En ce cas, il faudrait bien admettre qu’un volcan, ayant le Great-Eyry pour cratère, existait en ce point des Montagnes Bleues.

Le ballon s’éleva tout d’abord à une altitude de quinze cents pieds et resta immobile pendant un quart d’heure. La brise ne se faisait plus sentir à cette hauteur, alors qu’elle courait à la surface du sol. Mais, grosse déception ! l’aérostat ne tarda pas à subir l’action d’un nouveau courant atmosphérique, et prit direction vers l’est. Il s’éloignait ainsi de la chaîne et nul espoir qu’il dû y être ramené. Les habitants de la bourgade le virent bientôt disparaître et apprirent plus tard qu’il avait atterri aux environs de Raleigh, dans la Caroline du Nord.

La tentative ayant échoué, il fut décidé qu’elle serait reprise en de meilleures conditions. En effet, d’autres rumeurs se produisirent encore, accompagnées de vapeurs fuligineuses, de lueurs vacillantes que réverbéraient les nuages. On comprendra donc que les inquiétudes ne pussent se calmer. Aussi, le pays demeurait-il sous la menace de phénomènes sismiques ou volcaniques.

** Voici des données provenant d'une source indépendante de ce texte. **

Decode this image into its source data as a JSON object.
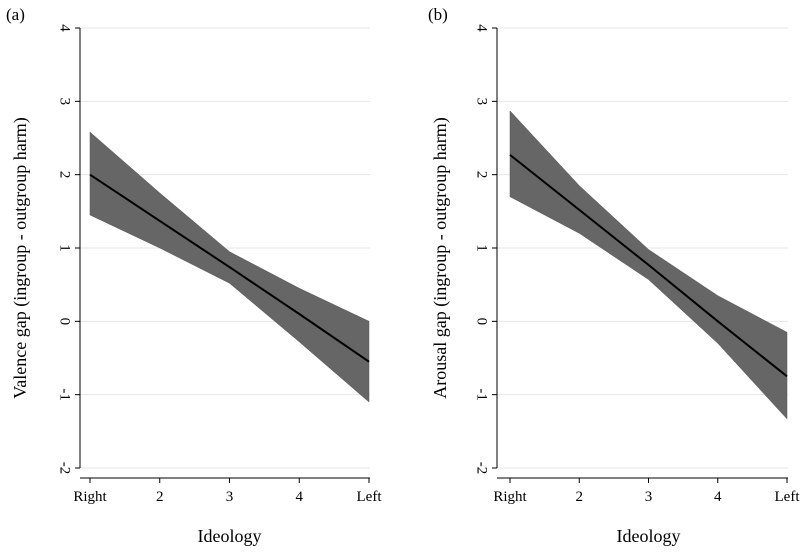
{
  "chart_data": [
    {
      "type": "line",
      "panel_label": "(a)",
      "xlabel": "Ideology",
      "ylabel": "Valence gap (ingroup - outgroup harm)",
      "x": [
        1,
        2,
        3,
        4,
        5
      ],
      "xtick_labels": [
        "Right",
        "2",
        "3",
        "4",
        "Left"
      ],
      "ylim": [
        -2,
        4
      ],
      "yticks": [
        -2,
        -1,
        0,
        1,
        2,
        3,
        4
      ],
      "ytick_labels": [
        "-2",
        "-1",
        "0",
        "1",
        "2",
        "3",
        "4"
      ],
      "grid": true,
      "series": [
        {
          "values": [
            2.0,
            1.37,
            0.74,
            0.1,
            -0.55
          ],
          "ci_lower": [
            1.45,
            1.0,
            0.52,
            -0.28,
            -1.1
          ],
          "ci_upper": [
            2.58,
            1.75,
            0.95,
            0.45,
            0.0
          ]
        }
      ]
    },
    {
      "type": "line",
      "panel_label": "(b)",
      "xlabel": "Ideology",
      "ylabel": "Arousal gap (ingroup - outgroup harm)",
      "x": [
        1,
        2,
        3,
        4,
        5
      ],
      "xtick_labels": [
        "Right",
        "2",
        "3",
        "4",
        "Left"
      ],
      "ylim": [
        -2,
        4
      ],
      "yticks": [
        -2,
        -1,
        0,
        1,
        2,
        3,
        4
      ],
      "ytick_labels": [
        "-2",
        "-1",
        "0",
        "1",
        "2",
        "3",
        "4"
      ],
      "grid": true,
      "series": [
        {
          "values": [
            2.27,
            1.52,
            0.77,
            0.0,
            -0.75
          ],
          "ci_lower": [
            1.7,
            1.2,
            0.57,
            -0.3,
            -1.33
          ],
          "ci_upper": [
            2.87,
            1.85,
            0.98,
            0.35,
            -0.15
          ]
        }
      ]
    }
  ]
}
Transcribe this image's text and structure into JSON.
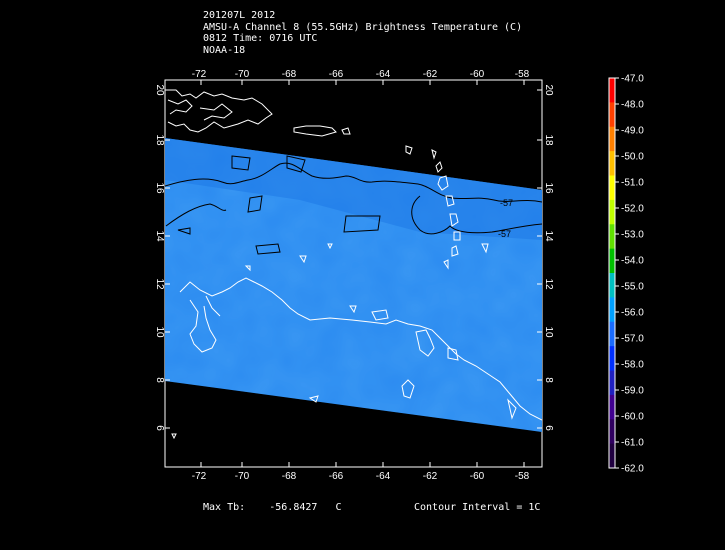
{
  "header": {
    "line1": "201207L 2012",
    "line2": "AMSU-A Channel 8 (55.5GHz) Brightness Temperature (C)",
    "line3": "0812 Time: 0716 UTC",
    "line4": "NOAA-18"
  },
  "axes": {
    "lon_ticks": [
      "-72",
      "-70",
      "-68",
      "-66",
      "-64",
      "-62",
      "-60",
      "-58"
    ],
    "lat_ticks": [
      "20",
      "18",
      "16",
      "14",
      "12",
      "10",
      "8",
      "6"
    ]
  },
  "contour_labels": [
    "-57",
    "-57"
  ],
  "colorbar": {
    "labels": [
      "-47.0",
      "-48.0",
      "-49.0",
      "-50.0",
      "-51.0",
      "-52.0",
      "-53.0",
      "-54.0",
      "-55.0",
      "-56.0",
      "-57.0",
      "-58.0",
      "-59.0",
      "-60.0",
      "-61.0",
      "-62.0"
    ],
    "colors": [
      "#ff0000",
      "#ff4000",
      "#ff8000",
      "#ffbf00",
      "#ffff00",
      "#c0ff00",
      "#60e000",
      "#00c000",
      "#00c0c0",
      "#00a0ff",
      "#1a6cff",
      "#0030ff",
      "#2020c0",
      "#400090",
      "#300060",
      "#200040"
    ]
  },
  "footer": {
    "max_label": "Max Tb:",
    "max_value": "-56.8427",
    "max_unit": "C",
    "contour_interval": "Contour Interval = 1C"
  },
  "colors": {
    "swath": "#2a8af0",
    "swath_dark": "#1e78e6",
    "coast": "#ffffff",
    "contour": "#000000"
  }
}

Or, dans les premiers jours d’avril de cette année-là, voici que les appréhensions, plus ou moins vagues jusqu’alors, eurent des motifs sérieux de tourner à l’épouvante. Les journaux de la région firent promptement écho à la terreur publique. Tout le district compris entre la chaîne et la bourgade de Morganton dû redouter un bouleversement prochain.

La nuit du 4 au 5 avril, les habitants de Pleasant-Garden furent réveillés par une commotion qui fut suivie d’un bruit formidable. De là, irrésistible panique, à la pensée que cette partie de la chaîne venait de s’effondrer. Sortis des maisons, tous étaient prêts à s’enfuir, craignant de voir s’ouvrir quelque immense abîme où s’engloutiraient fermes et villages sur une étendue de dix à quinze milles.

La nuit était très obscure. Un plafond d’épais nuages s’appesantissait sur la plaine. Même en plein jour, l’arête des Montagnes Bleues n’eût pas été visible.

Au milieu de cette obscurité, impossible de rien distinguer, ni de répondre aux cris qui s’élevaient de toutes parts. Des groupes effarés, hommes, femmes, enfants, cherchaient à reconnaître les chemins praticables et se poussaient en grand tumulte. Deçà, delà, s’entendaient des voix effrayées :

« C’est un tremblement de terre !…

– C’est une éruption !…

– D’où vient-elle ?

– Du Great-Eyry… » Et jusqu’à Morganton courut la nouvelle que des pierres, des laves, des scories, pleuvaient sur la campagne. On aurait pu faire observer, tout au moins, que dans le cas d’une éruption, les fracas se fussent accentués. Des flammes auraient apparu sur la crête de la chaîne. Les coulées incandescentes n’auraient pu échapper aux regards à travers les ténèbres. Or, à personne ne venait cette réflexion, et ces épouvantés assuraient que leurs maisons avaient ressenti les secousses du sol. Il était possible, d’ailleurs, que ces secousses fussent causées par la chute d’un bloc rocheux qui se serait détaché des flancs de la chaîne. Tous attendaient, en proie à une mortelle inquiétude, prêts à s’enfuir vers Pleasant-Garden ou Morganton. Une heure s’écoula sans autre incident. À peine si une brise de l’ouest, en partie arrêtée contre le long écran des Appalaches, se faisait sentir à travers le rude feuillage des conifères, agglomérés dans les bas-fonds des marécages. Il n’y eut donc pas de nouvelle panique et chacun se disposa à réintégrer sa maison. Il semblait bien qu’il n’y eût plus rien à craindre, et, pourtant, il tardait à tous que le jour reparût. Qu’un éboulement se fût produit, tout d’abord, qu’un énorme bloc eût été précipité des hauteurs du Great-Eyry, cela ne paraissait pas douteux. Aux primes lueurs de l’aube, il serait facile de s’en assurer, en longeant la base de la chaîne sur une étendue de quelques milles. Mais voici que – vers trois heures du matin –, autre alerte, des flammes se dressèrent au-dessus de la bordure rocheuse. Reflétées par les nuages, elles illuminaient l’atmosphère sur un large espace.